Inducing labor improves maternal outcomes in mild hypertensive disease

September 1, 2009

Women with mild hypertensive disease who undergo induction of labor at 37 weeks or more have a lower risk of poor outcome.

Women experiencing mild hypertensive disease during pregnancy who undergo induction of labor at 37 weeks' gestation or beyond are at a 29% lower risk of a poor outcome, according to a study published online August 4 in the The Lancet.

Corine M. Koopmans, MD, of University Medical Centre in Groningen, Netherlands, and colleagues randomized 756 patients with gestational hypertension or mild preeclampsia to undergo either induction of labor or expectant monitoring. Women were between 36 and 41 weeks' gestation.

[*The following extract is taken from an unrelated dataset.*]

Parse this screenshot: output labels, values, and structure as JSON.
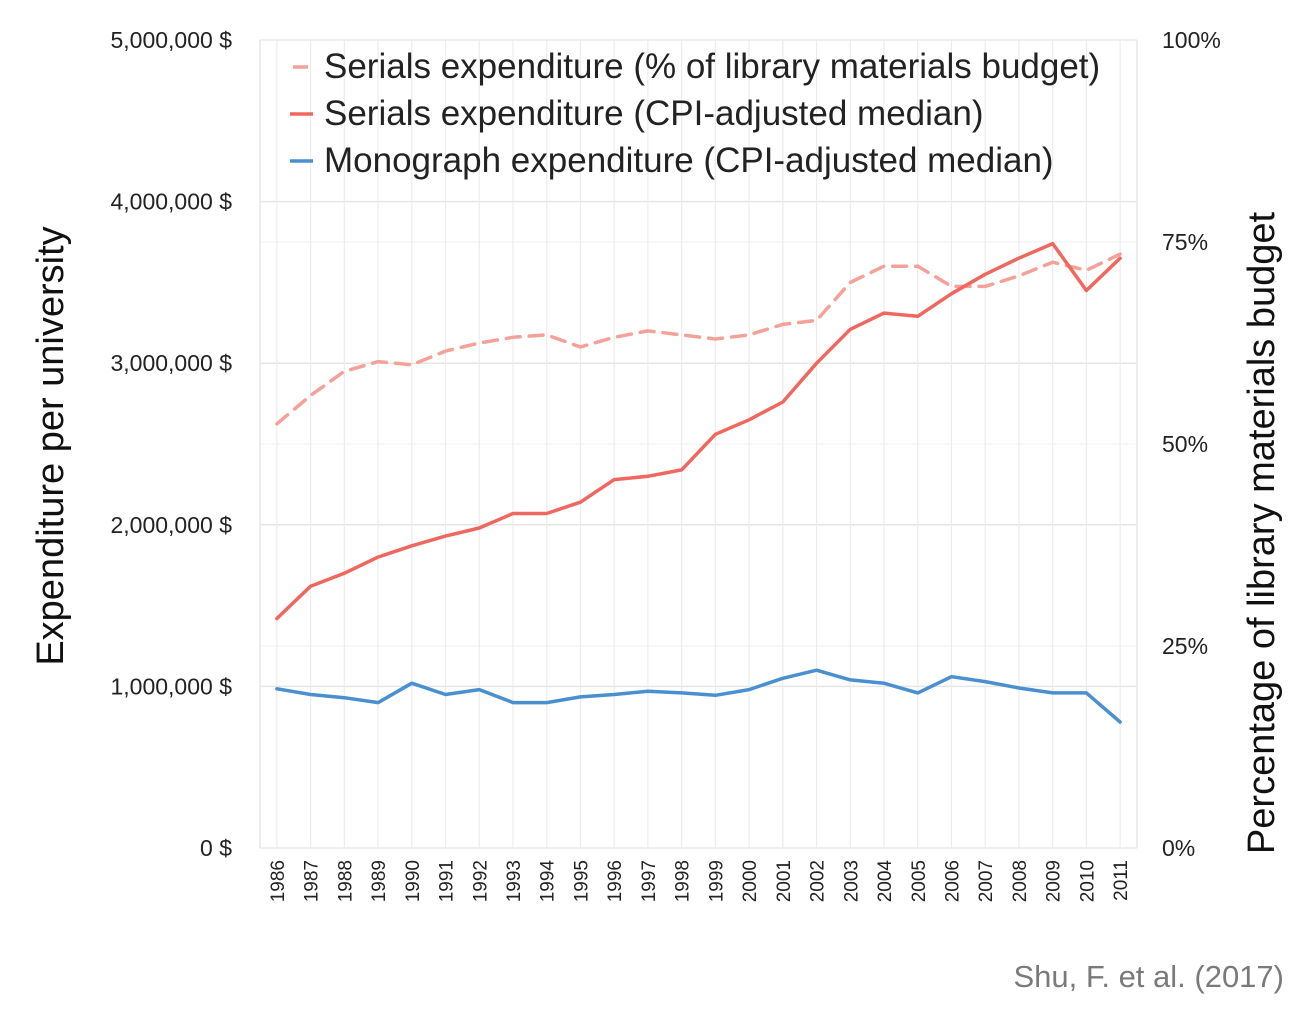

The investigators found that maternal outcomes were improved with the induction of labor. A poor maternal outcome was observed in significantly fewer patients randomized to induction of labor compared with expectant monitoring (31% vs. 44%). There was no significant difference in the number of cesarean sections performed in each group, and adverse neonatal outcomes did not differ.

Koopmans CM, Bijlenga D, Groen H, et al. Induction of labour versus expectant monitoring for gestational hypertension or mild pre-eclampsia after 36 weeks' gestation (HYPITAT): a multicentre, open-label randomised controlled trial. Lancet. 2009; Early Online Publication, 4 August 2009. doi:10.1016/S0140-6736(09)60736-4.